This review contains SPOILERS that will ruin certain plot details though reading it and learning these details might actually be preferrable to seeing the movie and SPOILING your day.A couple weeks ago, my good friend
Mike Anderson and I got into an argument about the merits of reviewing mainstream cinematic abominations, with the recent
Fantastic Four: Rise of the Silver Surfer as our example. Turns out, that movie, though thoroughly mediocre in its own right, isn't quite as bad as expected (and, in fact, is slightly better than the original). The movie we should have been railing against, instead, is
Pirates of the Caribbean: At World's End. I see that Mr. Anderson did see this film and was
remarkably and uncharacteristically kind to it. Pity. The only positive part of my viewing experience was the theater's air conditioning. The movie is offensive to blacks, Asians, and people who defended the first film,
The Curse of the Black Pearl.
At World's End is utterly incomprehensibile. For the most part, I could tell you what happened in it, but I couldn't really explain why. Then again, there are some scenes and some elements that remain a mystery to me. Why, for instance, are there multiple Jack Sparrows in a few scenes? And how, exactly, did Captain Barbossa come back from the dead? Why do we see Davy Jones hanging out on land if, as the movie tells us, he can never do that? How, I might add, is the British Empire operating in tandem with this giant, heartless octopus guy? After two movies staring at this hideous character, I still have no idea of the extent of Davy Jones' powers, his curse, his duties, his crew. Reading his
Wikipedia page, I see all this information that was totally unclear, vague, or non-existant within the movie itself. If I'd been handed a printout of this before I slogged through three never-ending hours of this stuff, maybe I could have made heads or tails of it.

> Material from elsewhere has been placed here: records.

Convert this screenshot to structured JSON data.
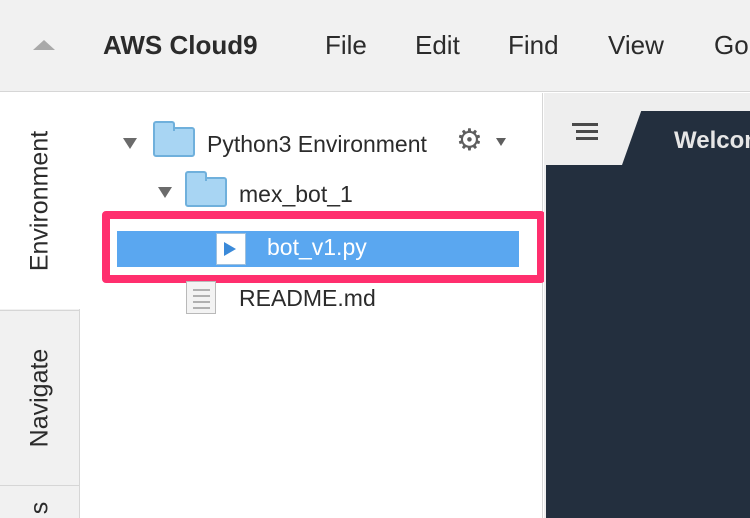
{
  "menubar": {
    "app_title": "AWS Cloud9",
    "items": [
      "File",
      "Edit",
      "Find",
      "View",
      "Go"
    ]
  },
  "rail": {
    "tabs": [
      {
        "label": "Environment",
        "active": true
      },
      {
        "label": "Navigate",
        "active": false
      },
      {
        "label": "s",
        "active": false
      }
    ]
  },
  "tree": {
    "root": {
      "label": "Python3 Environment",
      "icon": "folder-icon"
    },
    "folder": {
      "label": "mex_bot_1",
      "icon": "folder-icon"
    },
    "files": [
      {
        "label": "bot_v1.py",
        "icon": "python-file-icon",
        "selected": true
      },
      {
        "label": "README.md",
        "icon": "text-file-icon",
        "selected": false
      }
    ],
    "settings_icon": "gear-icon"
  },
  "editor": {
    "tab_label": "Welcome"
  },
  "colors": {
    "selection": "#5aa7f0",
    "highlight": "#ff2f6e",
    "editor_bg": "#232f3e",
    "folder": "#a8d5f3"
  }
}
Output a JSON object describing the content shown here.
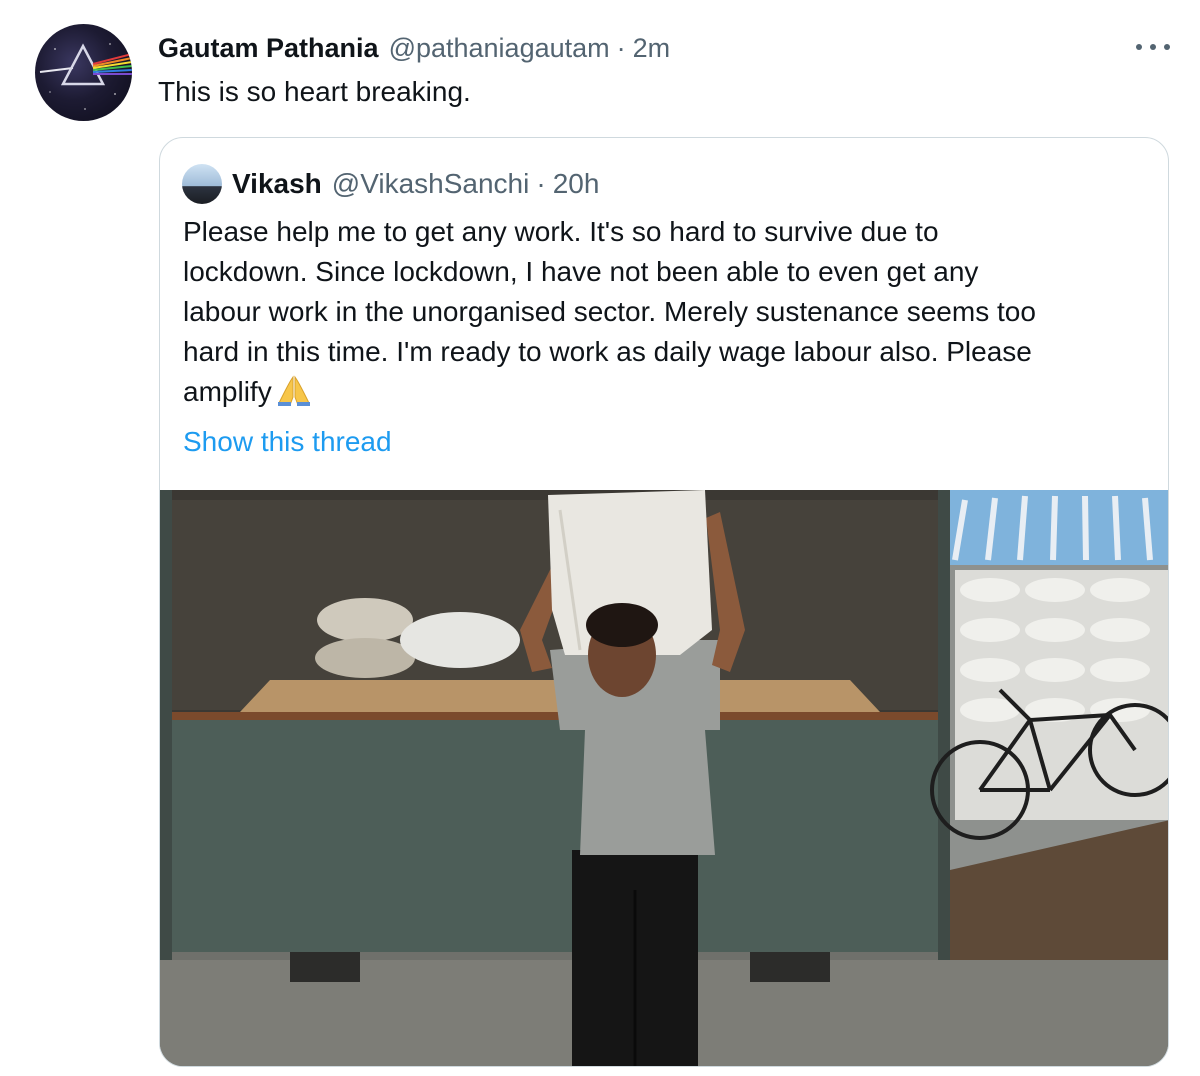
{
  "tweet": {
    "author_name": "Gautam Pathania",
    "author_handle": "@pathaniagautam",
    "separator": "·",
    "time": "2m",
    "text": "This is so heart breaking.",
    "avatar_icon": "pink-floyd-prism-avatar",
    "more_icon": "more-options-icon"
  },
  "quoted_tweet": {
    "author_name": "Vikash",
    "author_handle": "@VikashSanchi",
    "separator": "·",
    "time": "20h",
    "text_lines": [
      "Please help me to get any work. It's so hard to survive due to",
      "lockdown. Since lockdown, I have not been able to even get any",
      "labour work in the unorganised sector. Merely sustenance seems too",
      "hard in this time. I'm ready to work as daily wage labour also. Please",
      "amplify"
    ],
    "emoji_icon": "folded-hands-emoji",
    "show_thread": "Show this thread",
    "photo_icon": "man-carrying-sack-photo"
  },
  "colors": {
    "text_primary": "#0f1419",
    "text_secondary": "#536471",
    "link": "#1d9bf0",
    "border": "#cfd9de"
  }
}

Despite the fact that nearly all the main characters from the first
Pirates reappear here,
At World's End seems totally unconnected from its predecessor.
The Curse of the Black Pearl was funny and exciting. It was light on its feet and it was genuinely entertaining.
At World's End is a bloated collection of at times startlingly beautiful effects shots, edited seemingly at random without a care for narrative cohesion or clarity. There isn't a single sword fight in
At World's End until almost two and a half hours into the picture. Wasn't this series
about sword fights at one point? Elizabeth Swann (Keira Knightley) gives a rousing speech near the end of the picture, that signifies everything that's wrong with this movie. It's loud and aggressive and inspiring, like something out of
Braveheart. But this is
Pirates, and they seem to have forgotten that. The franchise's most beloved character, Captain Jack Sparrow (Johnny Depp), doesn't even appear onscreen for the first fourth of the running time, but then, since he's actually dead when the film begins, that's actually kind of impressive.
Yes, for those who skipped the previous
Dead Man's Chest, dear old Captain Jack died in a battle with a ferocious sea creature called the Kraken, a supposedly unkillable creature that is found totally dead in the third picture whoopsie!! Did I say unkillable? I meant, like, totally killable! Jack's crew and his hated enemy (who
was dead but isn't anymore for reasons left to our imaginations) Barbossa (Geoffrey Rush) set out to rescue him from Davy Jones' Locker by sailing their ship off a waterfall and waking up on an island. Then they capsize their ship and are retransported back to our world. Uh huh.
The crew, no doubt, has a very good reason to go through all of this to rescue Jack. Pity director Gore Verbinski and writers Ted Elliott and Terry Rossio never bother to remind us what that reason is. I guess when your movie runs 175 minutes without that information, there's just no time for stuff like that. I think it has to do with his "magic" compass which he almost gives to one character and then doesn't, then gives to another character who, in turn, gives it to the first character, who then gives it back to Jack.
I don't have a problem with the heavy supernatural bent to
At World's End (and, to a lesser degree, to
Dead Man's Chest). Those who cite only that in their criticism of the film are forgetting just how supernatural the original
Pirates was (they were all ghost, uh, skeleton dudes, or whatever). Rather, what I object to is the fact that all these supernatural elements are given rules that change constantly whenever the screenplay demands. Sometimes things do some things, other times they do others. A good supernatural movie (like, say, the first
Pirates) establishes the rules of its universe and plays fair, because to break those rules is to cheat the audience.
POTC: AWE thinks that revising something they'd previously established is giving the audience the added value of a twist. But it eliminates the validity of everything that's come before it, and gives the impression that whatever'd come before was just a massive waste of time.
I got that feeling a lot during this movie. Let me ask you this: if two maybe even three, depending upon your definition of your characters can come back from then dead, what's stopping the rest of them from doing so as well? And if death means nothing, why should I care about whether the characters live or die? I shouldn't, and in this case, I didn't and if you saw it, you wouldn't either.